[Xmca-l] Re: Not too long and not too short

Annalisa Aguilar annalisa@unm.edu
Tue Dec 23 17:40:32 PST 2014


Hi,

In case the "someone" comment was directed to me, I suppose my adversity to reproducing the real world onto a listserv is that it is a form of projected utility overlap that is rife with problems, problems that can't be solved. 

I mean, we could all head over to Second Life, and I'd thought to make that comment but I figured that given the tone of late I would be seen as flippant. I didn't want to seem a technocrat. There are many wild and wondrous worlds at Second Life and each person has an avatar, which would likely provide a sense of direction and space to conversations. But is it really necessary?

The problem I see, which I thought was kind of obvious and I don't mean to be condescending, is that every person will have the space of what is imagined as it appears for that person. 

I don't know how saying this list is a play-pen, a rodeo, the Old Globe, a bus stop, a paintball pit, a watering hole, a break room, Twitter, Facebook, Tinder, Foursquare, The New York Times, The Guardian, FOX News, Le Cage Aux Folles, a teddybear's tea party, or CERN's Large Hadron Collider will change the form and function of this email listserv.

So do I inform people in the Newcomer's page: Imagine you are in a Parisian Cafe on Tuesdays, but on Wednesdays it's River Rafting, but on Saturday it's the Heavyweight World Championships! And if you transgress these rules, you will be knocked into next Wednesday to Your Room Without Any Supper And No One Will Talk to You.
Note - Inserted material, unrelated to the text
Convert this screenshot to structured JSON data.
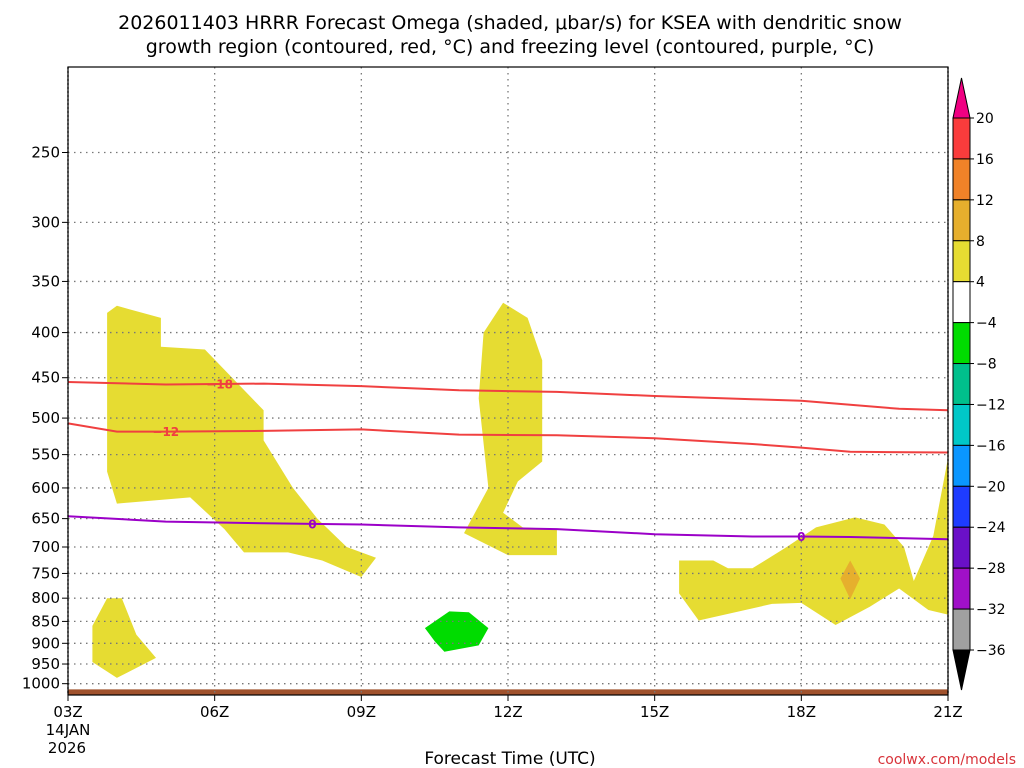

I would like to suggest that we leave people's imaginations alone and let each person bring and take from the list what they hope to bring and take. And if they want more, not to chastise them for uttering, "More please."

The need to constrain the speech of others is very curious. I don't understand the purpose and where it comes from. As far as I know there is a 1st Amendment, and I'm glad for that because it breeds tolerance and I'm all for that. Given the nature of inequality as of late, I find the narrowing and censoring of speech to be the first step in inequality, and as far as I know, reproducing inequality is not the founding tenets of this list. 

But let me say, with utmost respect, if I have offended anyone in how I craft my speech, I suggest you make an email filter with my name and send my posts post-haste to the trash can. That way only the people who wish to engage with me will do so and those who don't won't know what they are missing! 

How's that for a compromise?

What I find more problematic than long posts are the long trailing chains of previous emails that are not removed when hitting the reply button. I am guilty of this and I'm attempting to make it more a habit, but sometimes I fail. I can't find the feature in the web client that will stop that behavior. The posts get so chopped up and dismembered that all they do fabulously well is eat up computer disk space; I can't usually read them. 

I wondered if that is what people meant when they talk about long emails? Because I like to give people the benefit of the doubt, that's what I figured was intended. 

Anyway, for me the list is a gallery of thought, and so for me that is what it will be.